するとこちらの動きに合わせたように長い壁のあちこちに複数ある分厚い扉が開け放たれた。扉の中から現れたのは突進して相手を吹き飛ばす魔獣、個体でしか活動しないはずなのに大量に群れをなしている。どうやってこの獰猛な魔獣を手懐けた? またたく間に横一列だった魔族たちは吹き飛ばされ、吹き飛んだ先でもまた別の魔獣に吹き飛ばされる光景が目の前に広がっている。
その突進してくる魔獣の網を掻いくぐった下級魔族は、今度は岩山だと思っていた魔獣に襲われはじめた。自分のカラダにくっついている岩を飛ばして攻撃してくる厄介な魔獣で、その魔獣が壁に近づこうとした魔族に岩をぶつけて行動不能にしている。
すこし甘くみていた。ワリエリは率いている魔族全軍……残り約1万の軍を一斉に突撃させることにした。

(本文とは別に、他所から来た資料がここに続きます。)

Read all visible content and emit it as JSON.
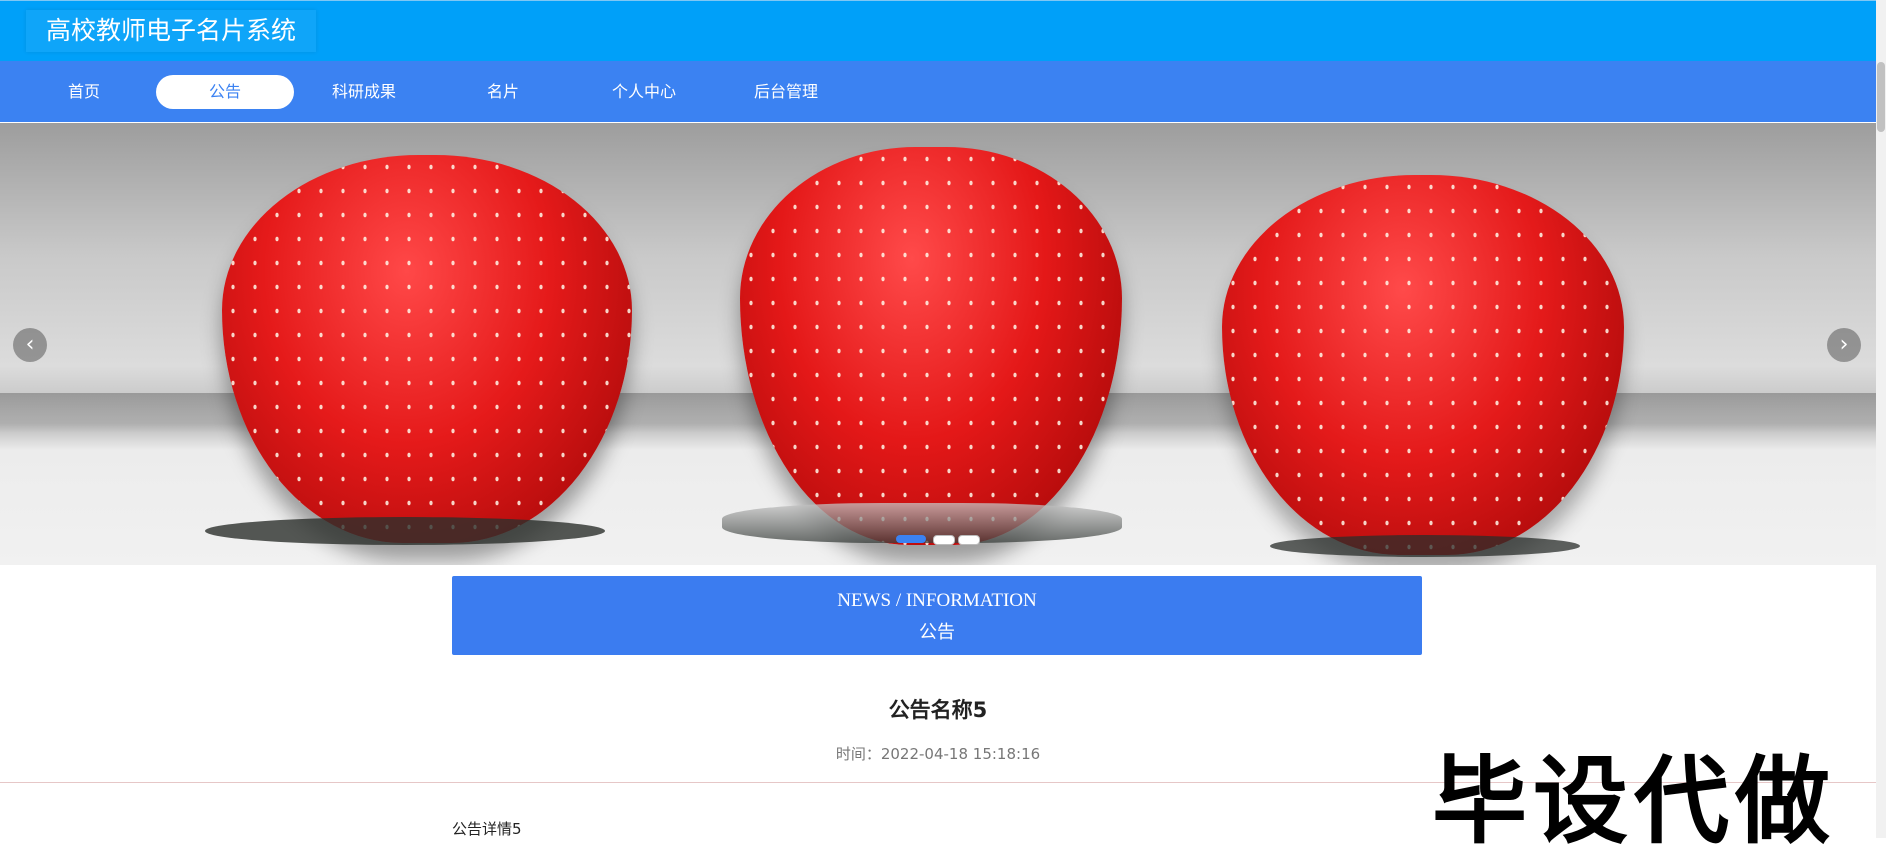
{
  "header": {
    "title": "高校教师电子名片系统"
  },
  "nav": {
    "items": [
      {
        "label": "首页",
        "active": false
      },
      {
        "label": "公告",
        "active": true
      },
      {
        "label": "科研成果",
        "active": false
      },
      {
        "label": "名片",
        "active": false
      },
      {
        "label": "个人中心",
        "active": false
      },
      {
        "label": "后台管理",
        "active": false
      }
    ]
  },
  "carousel": {
    "prev_icon": "chevron-left-icon",
    "next_icon": "chevron-right-icon",
    "prev_glyph": "‹",
    "next_glyph": "›",
    "slide_count": 3,
    "active_index": 0,
    "active_color": "#3b82f2",
    "image": "three strawberries"
  },
  "section": {
    "title_en": "NEWS / INFORMATION",
    "title_cn": "公告"
  },
  "article": {
    "title": "公告名称5",
    "time": "时间：2022-04-18 15:18:16",
    "body": "公告详情5"
  },
  "watermark": "毕设代做",
  "colors": {
    "topbar": "#00a0f9",
    "navbar": "#3b82f2",
    "section_head": "#3b7cf0"
  }
}
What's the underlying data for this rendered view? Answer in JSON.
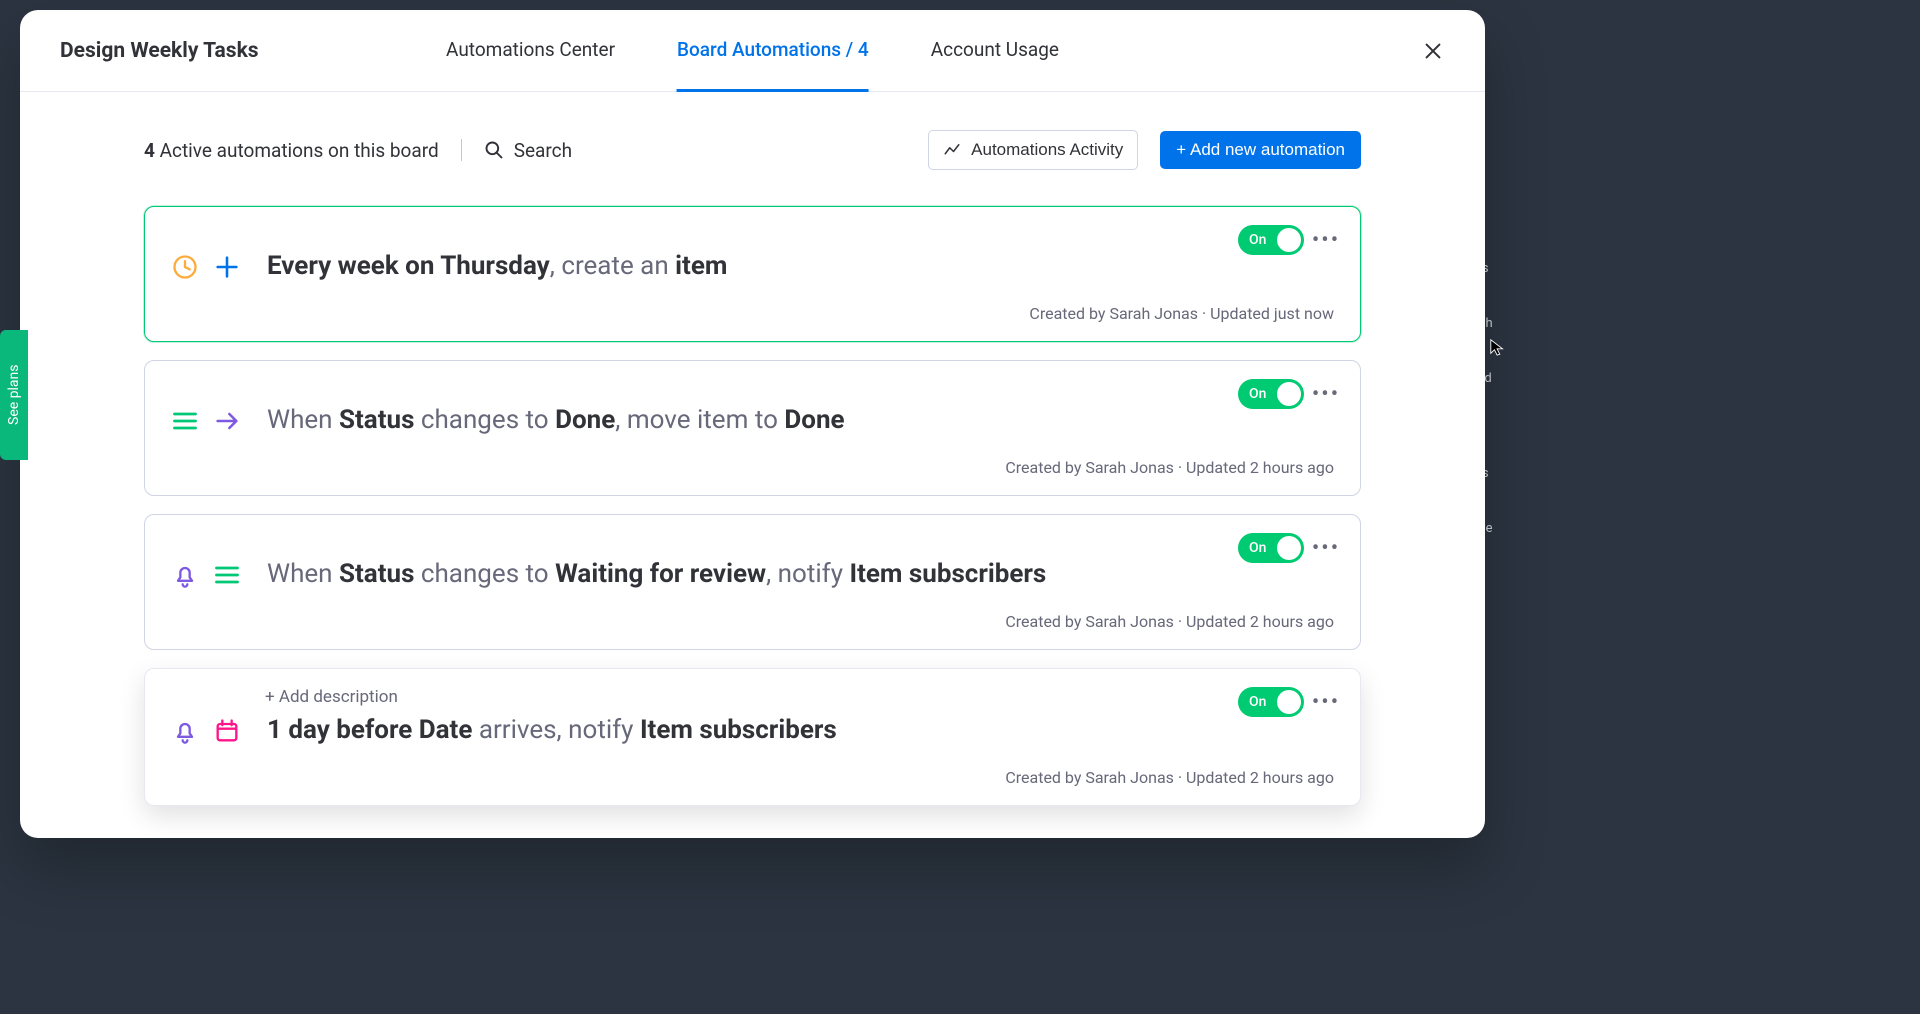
{
  "see_plans_label": "See plans",
  "header": {
    "board_title": "Design Weekly Tasks",
    "tabs": {
      "center": "Automations Center",
      "board": "Board Automations / 4",
      "usage": "Account Usage"
    }
  },
  "toolbar": {
    "count": "4",
    "count_label": " Active automations on this board",
    "search_label": "Search",
    "activity_label": "Automations Activity",
    "add_label": "+ Add new automation"
  },
  "toggle_label": "On",
  "add_description_label": "+ Add description",
  "automations": [
    {
      "recipe_html": [
        "Every week on Thursday",
        ", create an ",
        "item"
      ],
      "meta": "Created by Sarah Jonas · Updated just now"
    },
    {
      "recipe_html": [
        "When ",
        "Status",
        " changes to ",
        "Done",
        ", move item to ",
        "Done"
      ],
      "meta": "Created by Sarah Jonas · Updated 2 hours ago"
    },
    {
      "recipe_html": [
        "When ",
        "Status",
        " changes to ",
        "Waiting for review",
        ", notify ",
        "Item subscribers"
      ],
      "meta": "Created by Sarah Jonas · Updated 2 hours ago"
    },
    {
      "recipe_html": [
        "1 day before ",
        "Date",
        " arrives, notify ",
        "Item subscribers"
      ],
      "meta": "Created by Sarah Jonas · Updated 2 hours ago"
    }
  ]
}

あの壁すら突破すればこちらのもの。お目当ての人物以外は全員、根絶やしにしようと考えた。料理や水もあの人間たちが持ち込んだものだろう。拷問にかけて作り方さえ聞ければそれでいい……。
全軍が動き始めると今度は向こうにも動きがあった。壁の向こうから大量の黒い塊がこちらの上空へとやってきて、なにかベタベタする液体を撒いている。だが、特に痛みなどもないため、無視して突撃に集中する。
突進する魔獣も、岩の塊を飛ばしてくる魔獣も数に物をいわせて無理やり撃破した。その勢いのまま、壁に近づくと壁の上面から一斉に射撃を受けた。壁のすぐそばの地面は掘りこまれて溝になっていて、そこから壁をよじ登ろうとしたところだったので、連射してくる矢や巨大な矢の被害を受け、かなり犠牲が出た。先ほど、突進してきた魔獣が出てきた橋はすべて縄を切ったら落ちる仕掛けが施されていて、すでに落橋している。だが、そこも強引に壁をよじ登り、制圧に成功した──はずだった。
「敵がどこにもいません」
伝令の魔族の言葉にワリエリは耳を疑った。